In terms of making ITP an even better place, what I would do is this:
- Shift the balance a bit more towards critical analysis, vs. basic technology training. I think Clay’s classes are so popular precisely because they address this need – the “what’s it all about” discussion.
- Engage with other parts of NYU to fill in the basic technology stuff – a lot of people have discovered that it is much more cost effective to take your basic PHP, web design, video classes, etc. in other NYU depts than at ITP. I notice a lot of people struggling with issues that are really basic engineering problems for other departments, and when this is the case, we should reach out.
- In the same vein, open up to other parts of NYU that are dealing with the human impact of technologies. Two that spring to mind immediately are the Math Dept’s media lab (next door!) and the Music Tech program. I suspect that upstairs and downstairs at 721 B’way we’ll find more kindred souls – though maybe not.
- Together with Stern, a bit more emphasis on economic impacts of technology. I know that we don’t all want to start a business or get a business job, but economics is a pretty important way that we evaluate how technology affects society. (Also potential inspiration for cool art projects – money *is* an interactive technology). Apparently ITP used to have a much greater focus on this area.
- In terms of outward projection, seek to get more exposure, not just for “cool projects” but to ground-breaking ideas coming from ITP. I think it would be helpful for ITP to have a more visible presence as a source for world-changing ideas, not just “stuff”.
- Make the process of choosing the technologies to focus on a bit more transparent: right now games, mobiles, social network are “hot”, but what is on the horizon? (I’m guessing maybe biotech, including genetics).
- Have a contest to make an installation piece that is as memorable and iconic as the Wooden Mirror. It’s great, but it’s been up for 9 years!!!

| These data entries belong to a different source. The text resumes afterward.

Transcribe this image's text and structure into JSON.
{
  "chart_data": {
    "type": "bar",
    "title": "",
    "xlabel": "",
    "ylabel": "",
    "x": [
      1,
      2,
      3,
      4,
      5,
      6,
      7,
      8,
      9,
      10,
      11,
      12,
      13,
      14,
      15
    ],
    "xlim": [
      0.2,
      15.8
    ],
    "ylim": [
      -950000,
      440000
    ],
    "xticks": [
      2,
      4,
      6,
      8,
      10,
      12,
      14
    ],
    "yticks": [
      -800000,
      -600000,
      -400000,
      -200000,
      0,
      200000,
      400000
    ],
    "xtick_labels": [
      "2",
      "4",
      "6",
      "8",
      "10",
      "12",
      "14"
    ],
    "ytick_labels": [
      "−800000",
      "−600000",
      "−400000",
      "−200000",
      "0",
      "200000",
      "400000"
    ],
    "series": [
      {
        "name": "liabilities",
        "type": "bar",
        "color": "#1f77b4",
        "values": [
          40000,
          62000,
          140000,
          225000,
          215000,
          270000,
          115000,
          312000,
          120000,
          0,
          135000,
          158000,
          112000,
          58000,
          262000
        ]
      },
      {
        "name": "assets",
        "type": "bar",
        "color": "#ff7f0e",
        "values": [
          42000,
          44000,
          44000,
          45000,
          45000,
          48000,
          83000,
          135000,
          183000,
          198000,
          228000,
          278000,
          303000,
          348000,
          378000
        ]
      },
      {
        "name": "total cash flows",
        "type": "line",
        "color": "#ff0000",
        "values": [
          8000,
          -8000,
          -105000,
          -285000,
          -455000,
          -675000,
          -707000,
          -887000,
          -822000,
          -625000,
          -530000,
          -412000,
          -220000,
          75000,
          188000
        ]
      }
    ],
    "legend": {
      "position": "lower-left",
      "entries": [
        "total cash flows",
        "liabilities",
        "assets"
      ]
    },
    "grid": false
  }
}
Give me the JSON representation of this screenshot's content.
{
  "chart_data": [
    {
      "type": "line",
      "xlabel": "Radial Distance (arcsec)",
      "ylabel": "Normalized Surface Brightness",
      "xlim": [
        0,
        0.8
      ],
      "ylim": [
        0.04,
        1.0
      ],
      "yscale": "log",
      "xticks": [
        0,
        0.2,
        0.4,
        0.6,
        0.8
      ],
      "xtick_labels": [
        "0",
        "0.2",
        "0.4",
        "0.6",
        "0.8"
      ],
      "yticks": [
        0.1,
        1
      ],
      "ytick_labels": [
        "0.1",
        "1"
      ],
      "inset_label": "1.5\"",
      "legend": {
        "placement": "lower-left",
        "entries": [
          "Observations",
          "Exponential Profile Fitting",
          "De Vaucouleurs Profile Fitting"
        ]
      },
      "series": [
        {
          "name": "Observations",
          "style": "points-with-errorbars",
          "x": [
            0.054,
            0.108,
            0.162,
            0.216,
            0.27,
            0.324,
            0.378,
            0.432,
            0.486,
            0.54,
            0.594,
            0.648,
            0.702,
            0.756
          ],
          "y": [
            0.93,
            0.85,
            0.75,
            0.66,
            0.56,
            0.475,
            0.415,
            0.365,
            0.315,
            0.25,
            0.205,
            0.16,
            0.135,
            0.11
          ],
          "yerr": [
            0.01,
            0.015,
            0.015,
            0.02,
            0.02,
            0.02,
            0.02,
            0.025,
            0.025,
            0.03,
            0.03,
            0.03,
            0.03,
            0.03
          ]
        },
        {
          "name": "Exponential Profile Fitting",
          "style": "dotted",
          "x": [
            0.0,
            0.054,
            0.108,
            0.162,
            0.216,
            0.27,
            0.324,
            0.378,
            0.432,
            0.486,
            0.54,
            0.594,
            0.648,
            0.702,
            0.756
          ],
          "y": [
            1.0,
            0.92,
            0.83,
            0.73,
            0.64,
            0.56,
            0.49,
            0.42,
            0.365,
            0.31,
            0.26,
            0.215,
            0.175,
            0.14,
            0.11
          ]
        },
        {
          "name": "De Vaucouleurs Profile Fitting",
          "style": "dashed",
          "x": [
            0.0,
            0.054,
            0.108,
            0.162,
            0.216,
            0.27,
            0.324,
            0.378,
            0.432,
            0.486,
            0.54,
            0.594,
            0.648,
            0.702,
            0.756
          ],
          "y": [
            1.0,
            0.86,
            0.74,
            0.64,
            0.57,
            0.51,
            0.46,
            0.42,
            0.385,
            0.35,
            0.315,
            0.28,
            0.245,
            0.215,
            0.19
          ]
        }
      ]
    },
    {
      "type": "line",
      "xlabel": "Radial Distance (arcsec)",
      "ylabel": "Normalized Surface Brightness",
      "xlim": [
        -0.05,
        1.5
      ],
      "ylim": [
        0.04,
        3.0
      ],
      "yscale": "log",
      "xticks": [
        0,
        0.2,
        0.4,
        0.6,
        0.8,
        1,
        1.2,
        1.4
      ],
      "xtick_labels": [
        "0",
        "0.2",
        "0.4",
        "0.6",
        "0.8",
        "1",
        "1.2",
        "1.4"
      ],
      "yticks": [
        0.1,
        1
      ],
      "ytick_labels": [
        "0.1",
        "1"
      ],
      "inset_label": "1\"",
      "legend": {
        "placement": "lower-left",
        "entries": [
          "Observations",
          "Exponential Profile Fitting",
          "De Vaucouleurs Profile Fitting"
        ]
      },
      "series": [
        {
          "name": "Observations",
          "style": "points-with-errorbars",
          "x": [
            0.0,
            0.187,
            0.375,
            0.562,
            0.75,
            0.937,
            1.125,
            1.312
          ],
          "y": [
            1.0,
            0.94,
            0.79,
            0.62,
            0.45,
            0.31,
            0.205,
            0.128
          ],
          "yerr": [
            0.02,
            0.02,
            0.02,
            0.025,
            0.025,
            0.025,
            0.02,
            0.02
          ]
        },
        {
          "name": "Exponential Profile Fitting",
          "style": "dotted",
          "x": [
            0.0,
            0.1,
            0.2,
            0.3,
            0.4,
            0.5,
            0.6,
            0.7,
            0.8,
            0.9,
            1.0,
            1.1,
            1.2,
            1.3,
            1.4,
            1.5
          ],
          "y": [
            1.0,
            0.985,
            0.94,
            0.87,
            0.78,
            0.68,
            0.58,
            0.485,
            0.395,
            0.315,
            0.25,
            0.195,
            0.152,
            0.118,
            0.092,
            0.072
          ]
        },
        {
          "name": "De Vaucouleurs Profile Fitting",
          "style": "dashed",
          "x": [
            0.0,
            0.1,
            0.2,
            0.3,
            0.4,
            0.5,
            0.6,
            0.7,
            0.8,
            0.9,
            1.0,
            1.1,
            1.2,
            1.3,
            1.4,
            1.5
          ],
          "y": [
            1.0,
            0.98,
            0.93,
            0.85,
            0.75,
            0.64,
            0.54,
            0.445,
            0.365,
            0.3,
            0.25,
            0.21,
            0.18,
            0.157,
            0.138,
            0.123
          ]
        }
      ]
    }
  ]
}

I am a bit concerned that in the absence of a strong thread of critical thinking/analysis within the program (and no grades), people will tend to drift towards making showy projects that get blogged about, at the cost of really thinking about what they are doing. If ITP gets a rep as “that crazy place with the wooden mirror in the lobby” vs a place that produces people who really “get” all sorts of tech, then we’ll get pigeonholed.
The image that I would like for ITP to project to the world is that we prepare people who “get” the impact of technology on the human world, regardless of what the specific technologies are. Some of us will reflect that understanding in art, some in strategic planning for media companies, others in academic papers or by starting companies, yet others in ways that are impossible to anticipate. The common factor is a far broader vision, grounded in a solid critical and analytical base.